The five-year program of the new president of the European Commission, Ursula von der Leyen, could contain a 100 billion euro sovereign fund to promote the industrial “champions” of the EU against American rivals such as Apple, Google and the Chinese Alibaba.
This was revealed by the Politico.eu website and the Financial Times on the basis of a 173-page document, which should form the basis for the Commission program chaired by the German popular Ursula von der Leyen who will take the place of the popular Luxembourgian Jean-Claude Juncker the next November 1st, the last date (unless another delay) also provided for the Brexit.

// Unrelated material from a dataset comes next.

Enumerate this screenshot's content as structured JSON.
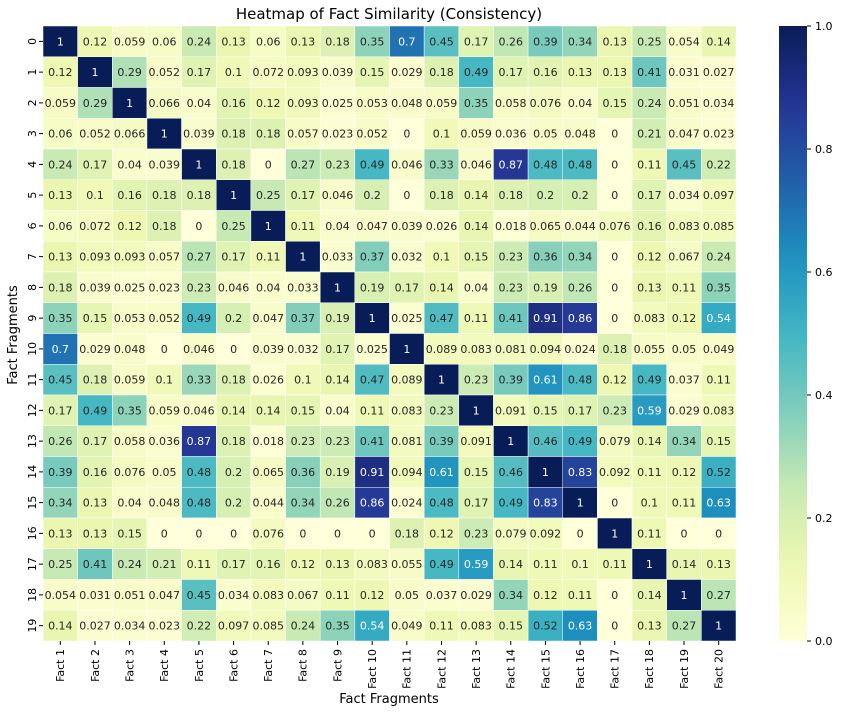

The fund – provisionally called the “European Future Fund” – should use resources from the Community budget to raise at least 100 billion euros of public and private financing to be invested directly in the capital of European companies.

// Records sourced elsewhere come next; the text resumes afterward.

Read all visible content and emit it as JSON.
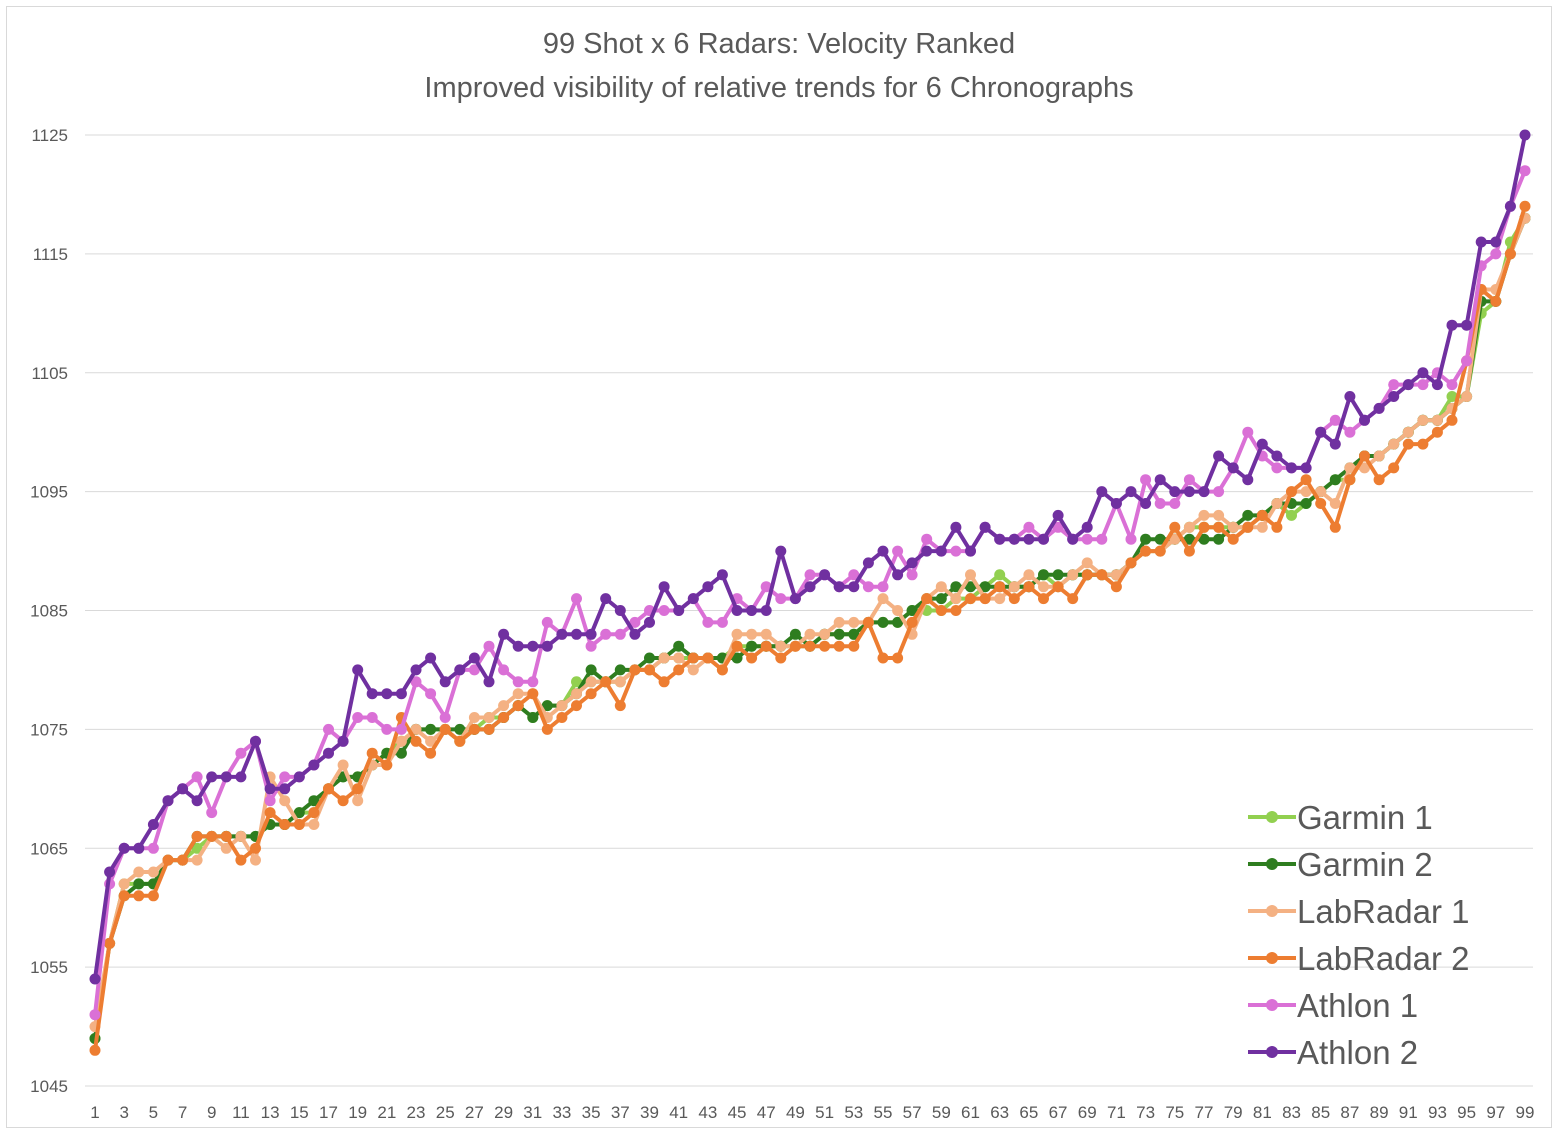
{
  "chart_data": {
    "type": "line",
    "title": "99 Shot x 6 Radars: Velocity Ranked",
    "subtitle": "Improved visibility of relative trends for 6 Chronographs",
    "xlabel": "",
    "ylabel": "",
    "ylim": [
      1045,
      1125
    ],
    "yticks": [
      1045,
      1055,
      1065,
      1075,
      1085,
      1095,
      1105,
      1115,
      1125
    ],
    "xticks": [
      1,
      3,
      5,
      7,
      9,
      11,
      13,
      15,
      17,
      19,
      21,
      23,
      25,
      27,
      29,
      31,
      33,
      35,
      37,
      39,
      41,
      43,
      45,
      47,
      49,
      51,
      53,
      55,
      57,
      59,
      61,
      63,
      65,
      67,
      69,
      71,
      73,
      75,
      77,
      79,
      81,
      83,
      85,
      87,
      89,
      91,
      93,
      95,
      97,
      99
    ],
    "grid": "horizontal",
    "legend_position": "bottom-right",
    "series": [
      {
        "name": "Garmin 1",
        "color": "#92d050",
        "values": [
          1049,
          1057,
          1062,
          1062,
          1062,
          1064,
          1064,
          1065,
          1066,
          1066,
          1066,
          1066,
          1067,
          1067,
          1068,
          1068,
          1070,
          1071,
          1071,
          1072,
          1073,
          1074,
          1075,
          1075,
          1075,
          1074,
          1075,
          1076,
          1076,
          1077,
          1076,
          1077,
          1077,
          1079,
          1079,
          1079,
          1079,
          1080,
          1080,
          1081,
          1081,
          1081,
          1081,
          1081,
          1082,
          1082,
          1082,
          1082,
          1082,
          1082,
          1083,
          1083,
          1083,
          1084,
          1084,
          1084,
          1085,
          1085,
          1085,
          1086,
          1086,
          1087,
          1088,
          1087,
          1087,
          1088,
          1087,
          1088,
          1088,
          1088,
          1088,
          1089,
          1090,
          1090,
          1091,
          1092,
          1092,
          1092,
          1092,
          1092,
          1093,
          1094,
          1093,
          1094,
          1095,
          1096,
          1096,
          1098,
          1098,
          1099,
          1100,
          1101,
          1101,
          1103,
          1103,
          1110,
          1111,
          1116,
          1118
        ]
      },
      {
        "name": "Garmin 2",
        "color": "#2e7d1f",
        "values": [
          1049,
          1057,
          1061,
          1062,
          1062,
          1064,
          1064,
          1066,
          1066,
          1066,
          1066,
          1066,
          1067,
          1067,
          1068,
          1069,
          1070,
          1071,
          1071,
          1072,
          1073,
          1073,
          1075,
          1075,
          1075,
          1075,
          1075,
          1075,
          1076,
          1077,
          1076,
          1077,
          1077,
          1078,
          1080,
          1079,
          1080,
          1080,
          1081,
          1081,
          1082,
          1081,
          1081,
          1081,
          1081,
          1082,
          1082,
          1082,
          1083,
          1082,
          1083,
          1083,
          1083,
          1084,
          1084,
          1084,
          1085,
          1086,
          1086,
          1087,
          1087,
          1087,
          1087,
          1087,
          1087,
          1088,
          1088,
          1088,
          1088,
          1088,
          1088,
          1089,
          1091,
          1091,
          1091,
          1091,
          1091,
          1091,
          1092,
          1093,
          1093,
          1094,
          1094,
          1094,
          1095,
          1096,
          1097,
          1098,
          1098,
          1099,
          1100,
          1101,
          1101,
          1102,
          1103,
          1111,
          1111,
          1115,
          1118
        ]
      },
      {
        "name": "LabRadar 1",
        "color": "#f4b183",
        "values": [
          1050,
          1057,
          1062,
          1063,
          1063,
          1064,
          1064,
          1064,
          1066,
          1065,
          1066,
          1064,
          1071,
          1069,
          1067,
          1067,
          1070,
          1072,
          1069,
          1072,
          1072,
          1074,
          1075,
          1074,
          1075,
          1074,
          1076,
          1076,
          1077,
          1078,
          1078,
          1076,
          1077,
          1078,
          1079,
          1079,
          1079,
          1080,
          1080,
          1081,
          1081,
          1080,
          1081,
          1080,
          1083,
          1083,
          1083,
          1082,
          1082,
          1083,
          1083,
          1084,
          1084,
          1084,
          1086,
          1085,
          1083,
          1086,
          1087,
          1086,
          1088,
          1086,
          1086,
          1087,
          1088,
          1087,
          1087,
          1088,
          1089,
          1088,
          1088,
          1089,
          1090,
          1090,
          1091,
          1092,
          1093,
          1093,
          1092,
          1092,
          1092,
          1094,
          1095,
          1095,
          1095,
          1094,
          1097,
          1097,
          1098,
          1099,
          1100,
          1101,
          1101,
          1102,
          1103,
          1112,
          1112,
          1115,
          1118
        ]
      },
      {
        "name": "LabRadar 2",
        "color": "#ed7d31",
        "values": [
          1048,
          1057,
          1061,
          1061,
          1061,
          1064,
          1064,
          1066,
          1066,
          1066,
          1064,
          1065,
          1068,
          1067,
          1067,
          1068,
          1070,
          1069,
          1070,
          1073,
          1072,
          1076,
          1074,
          1073,
          1075,
          1074,
          1075,
          1075,
          1076,
          1077,
          1078,
          1075,
          1076,
          1077,
          1078,
          1079,
          1077,
          1080,
          1080,
          1079,
          1080,
          1081,
          1081,
          1080,
          1082,
          1081,
          1082,
          1081,
          1082,
          1082,
          1082,
          1082,
          1082,
          1084,
          1081,
          1081,
          1084,
          1086,
          1085,
          1085,
          1086,
          1086,
          1087,
          1086,
          1087,
          1086,
          1087,
          1086,
          1088,
          1088,
          1087,
          1089,
          1090,
          1090,
          1092,
          1090,
          1092,
          1092,
          1091,
          1092,
          1093,
          1092,
          1095,
          1096,
          1094,
          1092,
          1096,
          1098,
          1096,
          1097,
          1099,
          1099,
          1100,
          1101,
          1106,
          1112,
          1111,
          1115,
          1119
        ]
      },
      {
        "name": "Athlon 1",
        "color": "#da70d6",
        "values": [
          1051,
          1062,
          1065,
          1065,
          1065,
          1069,
          1070,
          1071,
          1068,
          1071,
          1073,
          1074,
          1069,
          1071,
          1071,
          1072,
          1075,
          1074,
          1076,
          1076,
          1075,
          1075,
          1079,
          1078,
          1076,
          1080,
          1080,
          1082,
          1080,
          1079,
          1079,
          1084,
          1083,
          1086,
          1082,
          1083,
          1083,
          1084,
          1085,
          1085,
          1085,
          1086,
          1084,
          1084,
          1086,
          1085,
          1087,
          1086,
          1086,
          1088,
          1088,
          1087,
          1088,
          1087,
          1087,
          1090,
          1088,
          1091,
          1090,
          1090,
          1090,
          1092,
          1091,
          1091,
          1092,
          1091,
          1092,
          1091,
          1091,
          1091,
          1094,
          1091,
          1096,
          1094,
          1094,
          1096,
          1095,
          1095,
          1097,
          1100,
          1098,
          1097,
          1097,
          1097,
          1100,
          1101,
          1100,
          1101,
          1102,
          1104,
          1104,
          1104,
          1105,
          1104,
          1106,
          1114,
          1115,
          1119,
          1122
        ]
      },
      {
        "name": "Athlon 2",
        "color": "#7030a0",
        "values": [
          1054,
          1063,
          1065,
          1065,
          1067,
          1069,
          1070,
          1069,
          1071,
          1071,
          1071,
          1074,
          1070,
          1070,
          1071,
          1072,
          1073,
          1074,
          1080,
          1078,
          1078,
          1078,
          1080,
          1081,
          1079,
          1080,
          1081,
          1079,
          1083,
          1082,
          1082,
          1082,
          1083,
          1083,
          1083,
          1086,
          1085,
          1083,
          1084,
          1087,
          1085,
          1086,
          1087,
          1088,
          1085,
          1085,
          1085,
          1090,
          1086,
          1087,
          1088,
          1087,
          1087,
          1089,
          1090,
          1088,
          1089,
          1090,
          1090,
          1092,
          1090,
          1092,
          1091,
          1091,
          1091,
          1091,
          1093,
          1091,
          1092,
          1095,
          1094,
          1095,
          1094,
          1096,
          1095,
          1095,
          1095,
          1098,
          1097,
          1096,
          1099,
          1098,
          1097,
          1097,
          1100,
          1099,
          1103,
          1101,
          1102,
          1103,
          1104,
          1105,
          1104,
          1109,
          1109,
          1116,
          1116,
          1119,
          1125
        ]
      }
    ]
  }
}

“The emergence and leadership of non-EU private competitors, with unprecedented financial resources, has the potential to obliterate the innovative dynamics and industrial position of the EU industry in some sectors”, says the document quoted by Politico.eu and from the City financial newspaper, the Financial Times. Among the EU’s rivals are the so-called American Gafa (Google, Apple, Facebook, Amazon) and the Chinese Bat, (Baidu, Alibaba and Tencent), all companies capable of dictating the global digital agenda. Europe has no leading companies in these strategic sectors (and the EU does not have a search engine comparable to the power of Google for example) and this represents a risk for the jobs of the future, economic growth and European influence in these sectors.

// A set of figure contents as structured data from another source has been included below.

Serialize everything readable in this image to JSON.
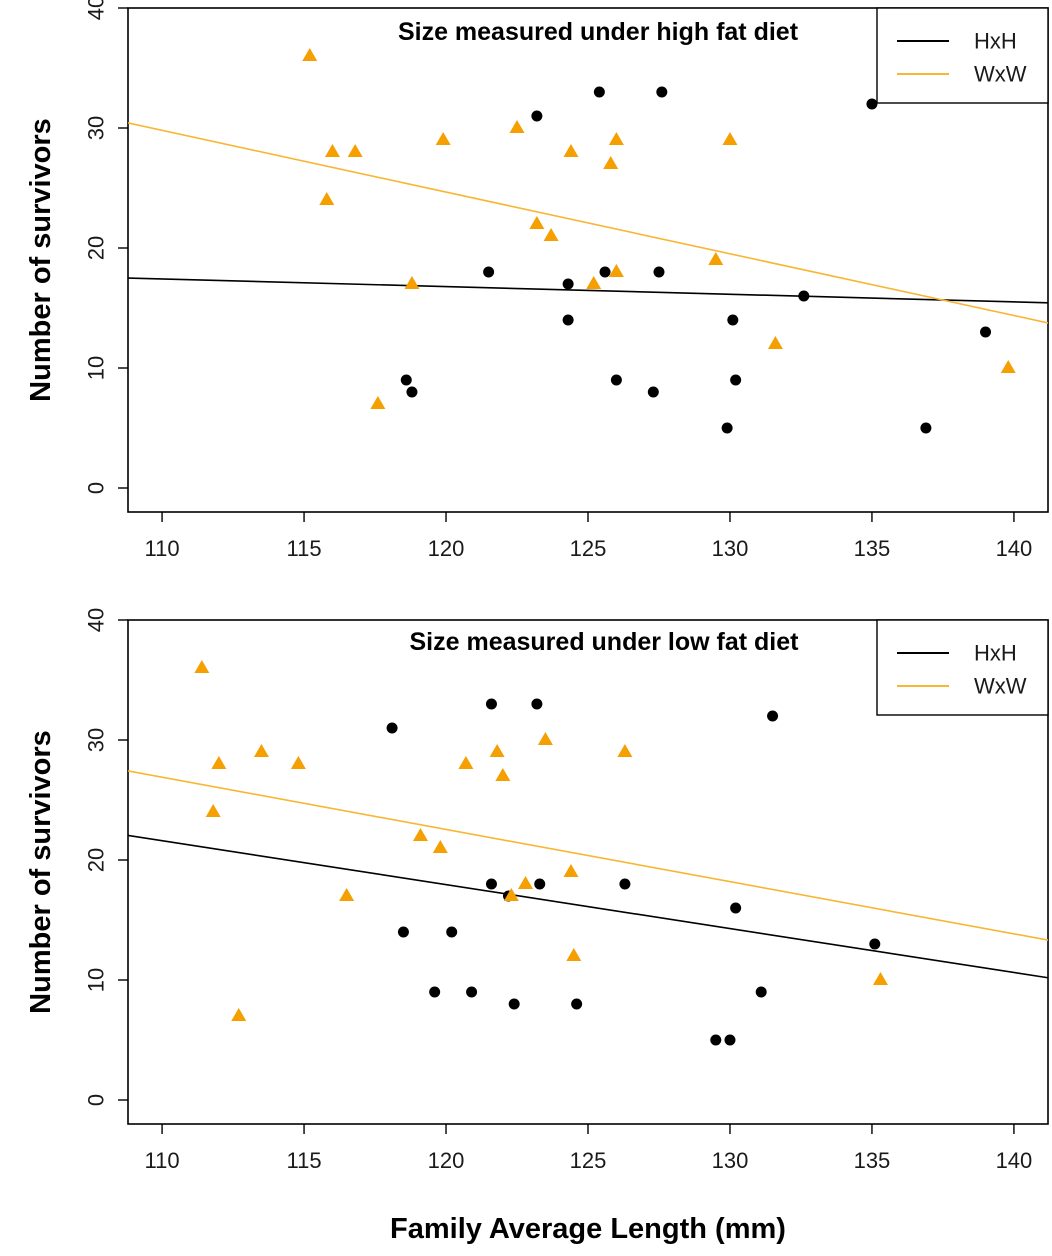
{
  "xlabel": "Family Average Length (mm)",
  "colors": {
    "HxH": "#000000",
    "WxW": "#f5a000",
    "line_WxW": "#f8b632"
  },
  "chart_data": [
    {
      "type": "scatter",
      "title": "Size measured under high fat diet",
      "xlabel": "Family Average Length (mm)",
      "ylabel": "Number of survivors",
      "xlim": [
        108.8,
        141.2
      ],
      "ylim": [
        -2,
        40
      ],
      "xticks": [
        110,
        115,
        120,
        125,
        130,
        135,
        140
      ],
      "yticks": [
        0,
        10,
        20,
        30,
        40
      ],
      "legend_position": "top-right",
      "series": [
        {
          "name": "HxH",
          "marker": "circle",
          "color": "#000000",
          "points": [
            [
              118.6,
              9
            ],
            [
              118.8,
              8
            ],
            [
              121.5,
              18
            ],
            [
              123.2,
              31
            ],
            [
              124.3,
              17
            ],
            [
              124.3,
              14
            ],
            [
              125.4,
              33
            ],
            [
              125.6,
              18
            ],
            [
              126.0,
              9
            ],
            [
              127.3,
              8
            ],
            [
              127.5,
              18
            ],
            [
              127.6,
              33
            ],
            [
              129.9,
              5
            ],
            [
              130.1,
              14
            ],
            [
              130.2,
              9
            ],
            [
              132.6,
              16
            ],
            [
              135.0,
              32
            ],
            [
              136.9,
              5
            ],
            [
              139.0,
              13
            ]
          ],
          "fit": {
            "intercept": 24.44,
            "slope": -0.0638
          }
        },
        {
          "name": "WxW",
          "marker": "triangle",
          "color": "#f5a000",
          "points": [
            [
              115.2,
              36
            ],
            [
              115.8,
              24
            ],
            [
              116.0,
              28
            ],
            [
              116.8,
              28
            ],
            [
              117.6,
              7
            ],
            [
              118.8,
              17
            ],
            [
              119.9,
              29
            ],
            [
              122.5,
              30
            ],
            [
              123.2,
              22
            ],
            [
              123.7,
              21
            ],
            [
              124.4,
              28
            ],
            [
              125.2,
              17
            ],
            [
              125.8,
              27
            ],
            [
              126.0,
              29
            ],
            [
              126.0,
              18
            ],
            [
              129.5,
              19
            ],
            [
              130.0,
              29
            ],
            [
              131.6,
              12
            ],
            [
              139.8,
              10
            ]
          ],
          "fit": {
            "intercept": 86.39,
            "slope": -0.5144
          }
        }
      ]
    },
    {
      "type": "scatter",
      "title": "Size measured under low fat diet",
      "xlabel": "Family Average Length (mm)",
      "ylabel": "Number of survivors",
      "xlim": [
        108.8,
        141.2
      ],
      "ylim": [
        -2,
        40
      ],
      "xticks": [
        110,
        115,
        120,
        125,
        130,
        135,
        140
      ],
      "yticks": [
        0,
        10,
        20,
        30,
        40
      ],
      "legend_position": "top-right",
      "series": [
        {
          "name": "HxH",
          "marker": "circle",
          "color": "#000000",
          "points": [
            [
              118.1,
              31
            ],
            [
              118.5,
              14
            ],
            [
              119.6,
              9
            ],
            [
              120.2,
              14
            ],
            [
              120.9,
              9
            ],
            [
              121.6,
              18
            ],
            [
              121.6,
              33
            ],
            [
              122.2,
              17
            ],
            [
              122.4,
              8
            ],
            [
              123.2,
              33
            ],
            [
              123.3,
              18
            ],
            [
              124.6,
              8
            ],
            [
              126.3,
              18
            ],
            [
              129.5,
              5
            ],
            [
              130.0,
              5
            ],
            [
              130.2,
              16
            ],
            [
              131.1,
              9
            ],
            [
              131.5,
              32
            ],
            [
              135.1,
              13
            ]
          ],
          "fit": {
            "intercept": 61.88,
            "slope": -0.3661
          }
        },
        {
          "name": "WxW",
          "marker": "triangle",
          "color": "#f5a000",
          "points": [
            [
              111.4,
              36
            ],
            [
              111.8,
              24
            ],
            [
              112.0,
              28
            ],
            [
              112.7,
              7
            ],
            [
              113.5,
              29
            ],
            [
              114.8,
              28
            ],
            [
              116.5,
              17
            ],
            [
              119.1,
              22
            ],
            [
              119.8,
              21
            ],
            [
              120.7,
              28
            ],
            [
              121.8,
              29
            ],
            [
              122.0,
              27
            ],
            [
              122.3,
              17
            ],
            [
              122.8,
              18
            ],
            [
              123.5,
              30
            ],
            [
              124.4,
              19
            ],
            [
              124.5,
              12
            ],
            [
              126.3,
              29
            ],
            [
              135.3,
              10
            ]
          ],
          "fit": {
            "intercept": 74.76,
            "slope": -0.4351
          }
        }
      ]
    }
  ]
}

However, this could mean modifying the current rules on competition, a choice requested to great force by Macron’s France and Merkel’s Germany but which is opposed by the liberal and liberal Dutch government of premier Rutte, who does not look favorably on the creation of European champions, often to create mergers between companies like the French company Alstom and the German company Siemens in the railway sector (blocked by the EU commissioner Margrethe Vestager) with serious risks of reducing the subjects in the market and possible cost increases for consumers.